The keyboard only looks like the most recent traditional keyboard (the final iteration with the larger ESC and Delete keys), but it is is backlit, the power button doesn't seem to be part of the keyboard, and it has entirely different connectors since the T440 series. In short, it is not swappable with the pre-*30 keyboards.
"

That's a shame. Though that being the case, if model sells well, then perhaps Lenovo will keep making the keyboard and offer it as a BTO option on other ThinkPad models. While I do prefer the styling of classic ThinkPads, that's (to me) just the icing - the "cake" is the keyboard, and the easily-serviceable internals... though I've heard next-to-nothing about the T25 in regards to the latter, it could very well just be another modern "everything soldered onto the mobo & impossible to service without Louis Rossman-level skills" ultrabook.

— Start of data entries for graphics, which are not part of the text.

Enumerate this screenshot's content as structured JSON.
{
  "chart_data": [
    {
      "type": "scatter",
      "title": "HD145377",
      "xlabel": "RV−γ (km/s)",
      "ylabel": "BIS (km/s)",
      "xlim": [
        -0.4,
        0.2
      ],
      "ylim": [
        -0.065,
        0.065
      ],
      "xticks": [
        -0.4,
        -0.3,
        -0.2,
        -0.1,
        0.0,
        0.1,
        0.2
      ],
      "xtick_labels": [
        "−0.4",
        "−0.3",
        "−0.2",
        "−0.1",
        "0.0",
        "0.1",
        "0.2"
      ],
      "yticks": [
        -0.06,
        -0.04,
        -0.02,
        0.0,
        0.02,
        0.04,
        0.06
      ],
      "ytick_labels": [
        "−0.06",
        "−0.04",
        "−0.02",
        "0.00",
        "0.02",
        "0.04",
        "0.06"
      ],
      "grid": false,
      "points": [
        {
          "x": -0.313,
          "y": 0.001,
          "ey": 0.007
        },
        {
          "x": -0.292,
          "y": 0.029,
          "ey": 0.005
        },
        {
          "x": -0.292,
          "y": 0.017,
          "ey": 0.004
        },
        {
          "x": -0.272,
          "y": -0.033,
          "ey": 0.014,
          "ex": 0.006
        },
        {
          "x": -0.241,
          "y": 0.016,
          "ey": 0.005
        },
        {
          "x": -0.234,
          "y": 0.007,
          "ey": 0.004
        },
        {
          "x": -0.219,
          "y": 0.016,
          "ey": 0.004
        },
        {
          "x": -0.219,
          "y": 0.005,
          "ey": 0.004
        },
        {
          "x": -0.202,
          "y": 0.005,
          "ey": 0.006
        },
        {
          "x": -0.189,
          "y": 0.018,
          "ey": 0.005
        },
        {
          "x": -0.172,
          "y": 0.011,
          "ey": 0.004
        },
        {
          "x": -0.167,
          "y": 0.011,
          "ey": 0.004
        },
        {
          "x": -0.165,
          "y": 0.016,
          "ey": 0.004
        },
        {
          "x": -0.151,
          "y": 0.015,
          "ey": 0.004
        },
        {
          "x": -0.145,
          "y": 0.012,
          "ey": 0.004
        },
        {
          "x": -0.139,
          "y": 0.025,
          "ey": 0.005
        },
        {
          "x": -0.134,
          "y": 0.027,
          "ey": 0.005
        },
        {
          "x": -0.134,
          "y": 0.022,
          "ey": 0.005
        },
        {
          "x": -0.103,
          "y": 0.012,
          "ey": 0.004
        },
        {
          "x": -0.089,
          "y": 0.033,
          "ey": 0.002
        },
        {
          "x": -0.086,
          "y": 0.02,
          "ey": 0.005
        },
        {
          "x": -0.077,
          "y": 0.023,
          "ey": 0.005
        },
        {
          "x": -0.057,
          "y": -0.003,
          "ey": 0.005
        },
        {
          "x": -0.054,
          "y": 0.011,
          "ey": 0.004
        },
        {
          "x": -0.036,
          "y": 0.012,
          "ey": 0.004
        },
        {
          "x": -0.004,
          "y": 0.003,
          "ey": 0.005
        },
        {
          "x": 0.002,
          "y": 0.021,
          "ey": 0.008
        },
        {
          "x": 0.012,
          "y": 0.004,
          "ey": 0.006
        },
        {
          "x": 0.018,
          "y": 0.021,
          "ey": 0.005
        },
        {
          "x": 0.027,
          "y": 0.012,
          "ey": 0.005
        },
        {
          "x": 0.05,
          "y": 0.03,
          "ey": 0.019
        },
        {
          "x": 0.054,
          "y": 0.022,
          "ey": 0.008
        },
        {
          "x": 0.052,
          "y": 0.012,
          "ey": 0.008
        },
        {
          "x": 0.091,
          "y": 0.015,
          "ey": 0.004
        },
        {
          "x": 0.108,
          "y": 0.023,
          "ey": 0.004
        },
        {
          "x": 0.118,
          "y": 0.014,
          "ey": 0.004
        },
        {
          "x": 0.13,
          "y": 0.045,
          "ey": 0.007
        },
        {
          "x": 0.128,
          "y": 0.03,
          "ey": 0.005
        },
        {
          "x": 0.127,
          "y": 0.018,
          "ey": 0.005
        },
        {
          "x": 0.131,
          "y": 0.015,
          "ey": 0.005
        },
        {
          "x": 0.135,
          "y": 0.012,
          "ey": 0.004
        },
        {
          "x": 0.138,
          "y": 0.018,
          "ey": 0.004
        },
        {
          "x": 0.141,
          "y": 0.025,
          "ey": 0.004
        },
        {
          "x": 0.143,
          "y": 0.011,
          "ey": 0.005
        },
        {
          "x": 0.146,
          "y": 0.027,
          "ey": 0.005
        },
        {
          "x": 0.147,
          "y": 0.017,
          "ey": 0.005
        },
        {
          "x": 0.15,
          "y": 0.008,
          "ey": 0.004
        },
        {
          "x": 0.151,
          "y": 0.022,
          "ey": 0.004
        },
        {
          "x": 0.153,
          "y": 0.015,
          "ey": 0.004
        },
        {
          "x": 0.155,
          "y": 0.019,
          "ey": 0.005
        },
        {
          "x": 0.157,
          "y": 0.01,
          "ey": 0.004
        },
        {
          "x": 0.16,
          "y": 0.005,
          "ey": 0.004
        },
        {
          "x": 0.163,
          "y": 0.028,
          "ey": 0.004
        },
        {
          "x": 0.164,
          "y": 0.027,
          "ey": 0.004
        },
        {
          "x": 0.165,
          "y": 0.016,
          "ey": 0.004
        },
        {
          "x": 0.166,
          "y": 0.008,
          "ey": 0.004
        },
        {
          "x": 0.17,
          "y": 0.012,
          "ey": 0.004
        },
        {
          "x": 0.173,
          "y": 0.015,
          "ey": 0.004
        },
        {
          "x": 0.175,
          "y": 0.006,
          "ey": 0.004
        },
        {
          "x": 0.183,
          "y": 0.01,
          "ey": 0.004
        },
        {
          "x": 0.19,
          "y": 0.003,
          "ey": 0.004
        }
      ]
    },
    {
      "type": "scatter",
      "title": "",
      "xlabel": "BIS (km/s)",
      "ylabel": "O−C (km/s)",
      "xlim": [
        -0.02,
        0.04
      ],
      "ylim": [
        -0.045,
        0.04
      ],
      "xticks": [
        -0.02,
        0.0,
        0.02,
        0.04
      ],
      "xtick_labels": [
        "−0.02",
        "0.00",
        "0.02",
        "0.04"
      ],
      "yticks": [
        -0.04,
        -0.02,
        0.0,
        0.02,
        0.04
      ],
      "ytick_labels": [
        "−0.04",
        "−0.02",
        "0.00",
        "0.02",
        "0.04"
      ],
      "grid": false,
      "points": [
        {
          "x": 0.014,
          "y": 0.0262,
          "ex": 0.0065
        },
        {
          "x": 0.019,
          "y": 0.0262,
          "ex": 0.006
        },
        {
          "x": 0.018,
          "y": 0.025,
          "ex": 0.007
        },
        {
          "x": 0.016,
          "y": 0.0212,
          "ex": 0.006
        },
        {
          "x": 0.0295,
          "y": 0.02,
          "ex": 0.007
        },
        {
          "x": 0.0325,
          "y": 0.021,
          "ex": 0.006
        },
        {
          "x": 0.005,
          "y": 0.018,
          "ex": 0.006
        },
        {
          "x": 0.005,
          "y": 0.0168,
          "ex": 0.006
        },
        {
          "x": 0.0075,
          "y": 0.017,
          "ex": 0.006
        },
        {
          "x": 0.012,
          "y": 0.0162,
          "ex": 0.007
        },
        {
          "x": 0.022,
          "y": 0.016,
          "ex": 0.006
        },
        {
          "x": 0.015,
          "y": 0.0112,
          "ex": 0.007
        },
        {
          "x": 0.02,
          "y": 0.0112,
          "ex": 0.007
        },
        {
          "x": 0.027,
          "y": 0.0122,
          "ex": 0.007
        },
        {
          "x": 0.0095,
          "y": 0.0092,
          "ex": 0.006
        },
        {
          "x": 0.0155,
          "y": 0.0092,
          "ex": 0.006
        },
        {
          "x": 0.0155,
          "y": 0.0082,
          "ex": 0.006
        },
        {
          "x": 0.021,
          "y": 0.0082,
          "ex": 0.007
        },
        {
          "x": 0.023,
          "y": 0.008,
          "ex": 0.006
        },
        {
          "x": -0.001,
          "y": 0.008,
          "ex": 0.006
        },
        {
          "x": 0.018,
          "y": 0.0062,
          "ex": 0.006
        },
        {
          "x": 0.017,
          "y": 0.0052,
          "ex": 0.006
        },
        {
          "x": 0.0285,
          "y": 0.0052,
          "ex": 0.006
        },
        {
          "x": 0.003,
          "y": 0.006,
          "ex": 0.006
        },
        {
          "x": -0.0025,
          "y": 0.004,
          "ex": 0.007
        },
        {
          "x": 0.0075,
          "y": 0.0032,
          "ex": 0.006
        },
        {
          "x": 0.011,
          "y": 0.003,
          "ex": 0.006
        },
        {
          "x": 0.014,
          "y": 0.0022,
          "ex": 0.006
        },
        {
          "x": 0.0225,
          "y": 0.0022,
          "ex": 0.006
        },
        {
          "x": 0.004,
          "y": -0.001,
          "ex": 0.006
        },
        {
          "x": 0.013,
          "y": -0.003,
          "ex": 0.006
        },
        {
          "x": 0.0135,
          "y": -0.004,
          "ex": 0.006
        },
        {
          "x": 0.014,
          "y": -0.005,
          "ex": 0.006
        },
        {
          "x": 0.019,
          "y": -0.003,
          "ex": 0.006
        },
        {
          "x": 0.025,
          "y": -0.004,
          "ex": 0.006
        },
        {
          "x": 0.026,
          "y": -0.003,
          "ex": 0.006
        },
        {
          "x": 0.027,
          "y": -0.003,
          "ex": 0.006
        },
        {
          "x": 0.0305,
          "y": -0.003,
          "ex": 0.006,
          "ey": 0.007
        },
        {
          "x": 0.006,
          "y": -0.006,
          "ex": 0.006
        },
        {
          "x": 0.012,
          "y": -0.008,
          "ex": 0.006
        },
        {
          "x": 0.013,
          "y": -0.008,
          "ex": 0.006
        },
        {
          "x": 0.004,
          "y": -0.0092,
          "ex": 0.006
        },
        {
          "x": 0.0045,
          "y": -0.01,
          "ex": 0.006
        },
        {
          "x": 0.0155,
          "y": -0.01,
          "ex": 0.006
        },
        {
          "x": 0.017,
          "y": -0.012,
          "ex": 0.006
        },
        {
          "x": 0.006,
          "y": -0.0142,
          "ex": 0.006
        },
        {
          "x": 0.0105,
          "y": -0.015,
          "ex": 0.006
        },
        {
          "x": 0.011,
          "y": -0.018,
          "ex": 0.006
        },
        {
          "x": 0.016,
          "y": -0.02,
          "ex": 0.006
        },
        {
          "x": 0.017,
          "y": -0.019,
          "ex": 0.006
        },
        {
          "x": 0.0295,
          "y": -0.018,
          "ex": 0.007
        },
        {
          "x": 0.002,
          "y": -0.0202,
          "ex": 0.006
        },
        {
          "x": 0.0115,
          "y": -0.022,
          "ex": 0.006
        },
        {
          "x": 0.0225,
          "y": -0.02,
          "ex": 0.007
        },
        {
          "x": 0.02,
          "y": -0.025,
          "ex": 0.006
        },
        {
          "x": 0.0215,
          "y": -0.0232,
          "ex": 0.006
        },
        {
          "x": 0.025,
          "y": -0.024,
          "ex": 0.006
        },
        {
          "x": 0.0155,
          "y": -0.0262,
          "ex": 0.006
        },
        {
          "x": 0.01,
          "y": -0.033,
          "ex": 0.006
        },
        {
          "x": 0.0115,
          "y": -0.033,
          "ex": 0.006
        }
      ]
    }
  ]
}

Regarding the screen, the only knock is that it was 1080p instead of 1440p. Starting with the T510 (and T420 for the 14" models), all traditional ThinkPad laptops have been 16:9. That's going on eight years now, which makes it the second longest span of a single screen ratio in ThinkPad history.


I don't really agree with the reasoning there - that span also encompasses what are generally considered to be some of the worst ThinkPad models, so I wouldn't expect many ThinkPad traditionalists to have much fondness for 16:9 screens, even in just the "honour by association" sense. I always saw that change as merely a lazy cost-cutting measure on Lenovo's part - a perception that wasn't helped by the way they handled the transition: the lid on my T420s (16:9) is the same size as on my T410s (16:10), but Lenovo just increased the height the bottom bezel on the T420s to make up for the reduced height of the new display. It's still noticeable in photos of the T25 as well, it's obvious from the height of the bottom bezel that the lid could have easily accommodated a taller screen.

And for what it's worth, I preferred the 16:10 screens for reasons of functionality/practicality, not traditionalism. I found 16:10 to be a nice compromise between 4:3 and 16:9 - the benefits of a modern widescreen aspect ratio, without losing as much screen real estate/height (relative to the screen width) as with 16:9. While I don't know for certain, I suspect that the switch to 16:9 is part of the reason why ThinkPads lost the 7 row keyboard to begin with: when they redesigned the case to fit a less-tall screen, they would have had to reduce the size of the body to match the shorter lid - and reducing the keyboard's height by one row probably seemed like the easiest way to do it.